Su cosa si basa la vostra riflessione?

“Su un confronto tra i dati per province campane e quelli registrati in Europa e negli Stati Uniti. Per dare un’idea, il dato statunitense di 140 decessi per tumori infantili è nettamente inferiore al dato italiano di 175 decessi e a quello irpino di 169 casi. Ed abbiamo esteso il confronto anche al passato: in Campania nel 1993 i casi sono stati 108, oggi 164”.

Vi siete soffermati in particolare sul dato irpino.

“Quello di Avellino è pesante: 169 casi contro i 165 di Napoli, ma soprattutto contro i 128 di Benevento, città simile al capoluogo irpino. Un problema certamente limitato, ma che alla luce delle caratteristiche del territorio e della sua storia, è pesante”.

Quali potrebbero essere i motivi di tale incidenza?

“In questi territori si è dato uno sviluppo legato all’industria, vedi Isochimica o le concerie di Solofra, nonostante queste zone non siano vocate alle grandi imprese pesanti ma alle piccole agroalimentari. C’è stato un errore storico che ha inciso sull’ambiente e di conseguenza sulla salute dei cittadini”.

I principali colpevoli di questa situazione sono le imprese?

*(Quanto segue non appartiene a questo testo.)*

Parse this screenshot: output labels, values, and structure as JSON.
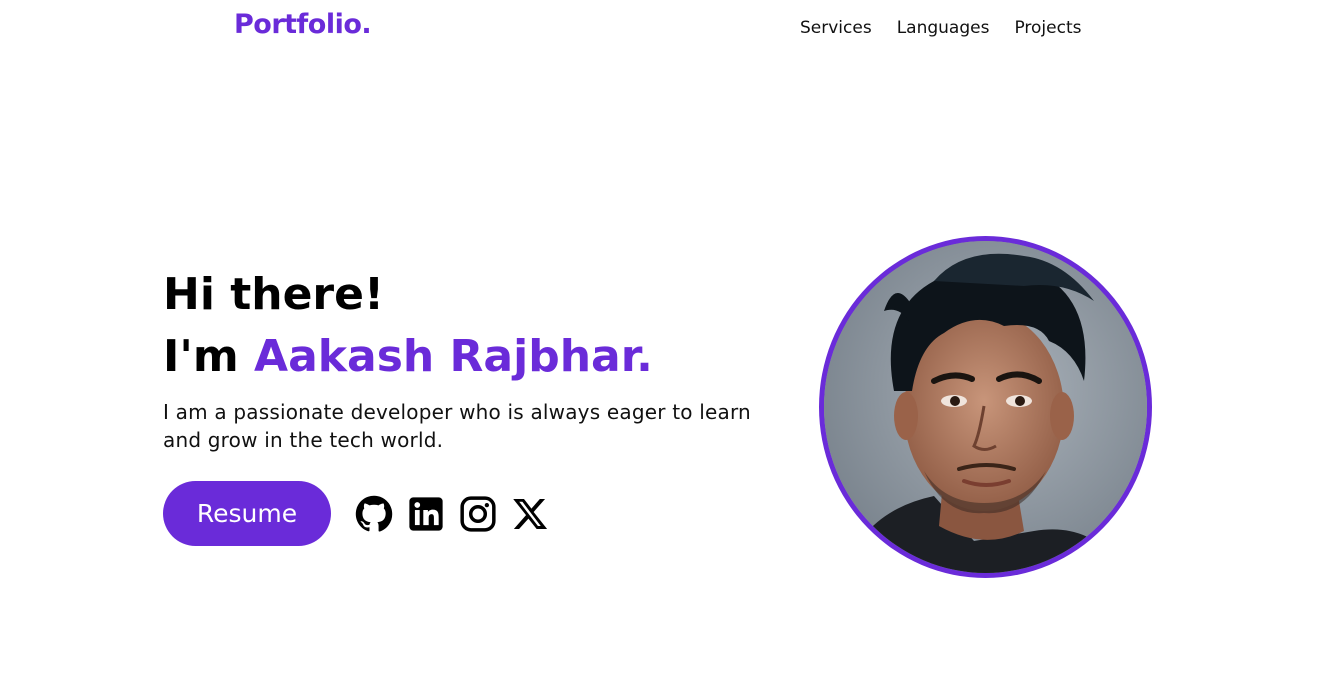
{
  "header": {
    "logo": "Portfolio.",
    "nav": [
      {
        "label": "Services"
      },
      {
        "label": "Languages"
      },
      {
        "label": "Projects"
      }
    ]
  },
  "hero": {
    "greeting": "Hi there!",
    "intro_prefix": "I'm ",
    "name": "Aakash Rajbhar.",
    "tagline": "I am a passionate developer who is always eager to learn and grow in the tech world.",
    "resume_label": "Resume",
    "socials": [
      {
        "icon": "github-icon"
      },
      {
        "icon": "linkedin-icon"
      },
      {
        "icon": "instagram-icon"
      },
      {
        "icon": "x-icon"
      }
    ]
  },
  "colors": {
    "accent": "#6a2bd9"
  }
}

“Lo sviluppo industriale c’è e non può essere fermato, ma va controllato e deve provocare un danno ambientale e alla salute accettabile. Le industrie non possono essere fuori controllo, e casi come Isochimica ad Avellino o Ilva a Taranto sono la dimostrazione che quando si piega la realtà di un territorio allo sviluppo industriale e non si effettuano controlli, gli effetti sui cittadini e sulla natura sono drammatici”.

Il vostro raffronto non è solo geografico, ma si estende alla qualità della vita.

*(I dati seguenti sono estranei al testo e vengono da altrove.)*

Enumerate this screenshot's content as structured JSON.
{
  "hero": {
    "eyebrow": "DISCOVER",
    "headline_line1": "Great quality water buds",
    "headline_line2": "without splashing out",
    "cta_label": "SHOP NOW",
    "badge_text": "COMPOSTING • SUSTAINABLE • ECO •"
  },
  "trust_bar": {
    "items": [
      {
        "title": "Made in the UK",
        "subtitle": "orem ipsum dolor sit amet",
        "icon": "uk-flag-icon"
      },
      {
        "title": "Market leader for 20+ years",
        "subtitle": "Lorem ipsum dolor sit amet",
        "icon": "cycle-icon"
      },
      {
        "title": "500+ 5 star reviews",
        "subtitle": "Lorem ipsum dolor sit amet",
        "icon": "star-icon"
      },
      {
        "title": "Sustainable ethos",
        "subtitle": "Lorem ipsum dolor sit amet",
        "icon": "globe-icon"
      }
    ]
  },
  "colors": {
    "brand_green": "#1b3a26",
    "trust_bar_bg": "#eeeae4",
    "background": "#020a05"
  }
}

“Abbiamo fatto un semplice raffronto tra questi numeri e la classifica sulla qualità della vita pubblicata in questi giorni su tutti i giornali. I dati sono collegati: chi è in basso nella seconda classifica, è in alto nella prima. Avellino è al 102esimo posto su 110 Comuni”.

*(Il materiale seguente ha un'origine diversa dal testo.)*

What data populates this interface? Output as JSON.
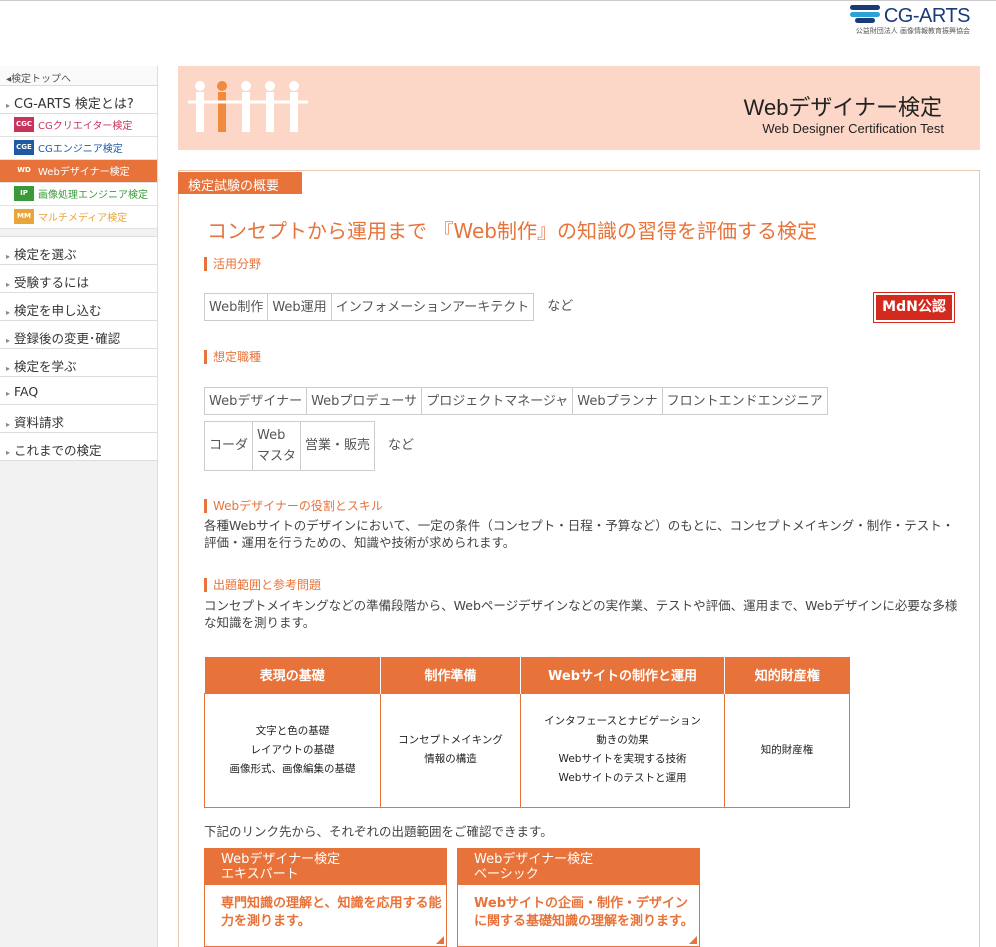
{
  "header": {
    "logo_name": "CG-ARTS",
    "logo_sub": "公益財団法人 画像情報教育振興協会"
  },
  "sidebar": {
    "top_link": "検定トップへ",
    "cgarts": "CG-ARTS 検定とは?",
    "subs": [
      {
        "icon": "CGC",
        "label": "CGクリエイター検定",
        "color": "#c8345c",
        "textcolor": "#c8345c"
      },
      {
        "icon": "CGE",
        "label": "CGエンジニア検定",
        "color": "#1d5aa3",
        "textcolor": "#1d5aa3"
      },
      {
        "icon": "WD",
        "label": "Webデザイナー検定",
        "color": "#e8733a",
        "textcolor": "#ffffff"
      },
      {
        "icon": "IP",
        "label": "画像処理エンジニア検定",
        "color": "#3a9a3a",
        "textcolor": "#3a9a3a"
      },
      {
        "icon": "MM",
        "label": "マルチメディア検定",
        "color": "#e8a53a",
        "textcolor": "#e8a53a"
      }
    ],
    "items": [
      "検定を選ぶ",
      "受験するには",
      "検定を申し込む",
      "登録後の変更･確認",
      "検定を学ぶ",
      "FAQ",
      "資料請求",
      "これまでの検定"
    ]
  },
  "banner": {
    "title": "Webデザイナー検定",
    "subtitle": "Web Designer Certification Test"
  },
  "section": {
    "tab": "検定試験の概要",
    "headline": "コンセプトから運用まで 『Web制作』の知識の習得を評価する検定",
    "field_head": "活用分野",
    "fields": [
      "Web制作",
      "Web運用",
      "インフォメーションアーキテクト"
    ],
    "nado": "など",
    "badge": "MdN公認",
    "job_head": "想定職種",
    "jobs_row1": [
      "Webデザイナー",
      "Webプロデューサ",
      "プロジェクトマネージャ",
      "Webプランナ",
      "フロントエンドエンジニア"
    ],
    "jobs_row2": [
      "コーダ",
      "Web\nマスタ",
      "営業・販売"
    ],
    "role_head": "Webデザイナーの役割とスキル",
    "role_text": "各種Webサイトのデザインにおいて、一定の条件（コンセプト・日程・予算など）のもとに、コンセプトメイキング・制作・テスト・評価・運用を行うための、知識や技術が求められます。",
    "scope_head": "出題範囲と参考問題",
    "scope_text": "コンセプトメイキングなどの準備段階から、Webページデザインなどの実作業、テストや評価、運用まで、Webデザインに必要な多様な知識を測ります。",
    "table": {
      "headers": [
        "表現の基礎",
        "制作準備",
        "Webサイトの制作と運用",
        "知的財産権"
      ],
      "cells": [
        [
          "文字と色の基礎",
          "レイアウトの基礎",
          "画像形式、画像編集の基礎"
        ],
        [
          "コンセプトメイキング",
          "情報の構造"
        ],
        [
          "インタフェースとナビゲーション",
          "動きの効果",
          "Webサイトを実現する技術",
          "Webサイトのテストと運用"
        ],
        [
          "知的財産権"
        ]
      ]
    },
    "link_intro": "下記のリンク先から、それぞれの出題範囲をご確認できます。",
    "links": [
      {
        "head1": "Webデザイナー検定",
        "head2": "エキスパート",
        "body": "専門知識の理解と、知識を応用する能力を測ります。"
      },
      {
        "head1": "Webデザイナー検定",
        "head2": "ベーシック",
        "body": "Webサイトの企画・制作・デザインに関する基礎知識の理解を測ります。"
      }
    ]
  }
}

Come si può intervenire oggi?

“Intervenendo con regole stringenti sulla produzione industriale, fare prevenzione primaria che limita l’insorgere delle malattie. Ma soprattutto applicare le leggi: l’Italia è la nazione con le norme migliori in tema di ambiente, ma che nessuno applica o fa applicare”.

Un esempio?

“Nel 1970 decisi di diventare medico ascoltando il professor Giordano che già allora parlava dei danni provocati dall’inquinamento del Sarno causato dalle concerie di Solofra. Dopo 47 anni, il problema è ancora lì”.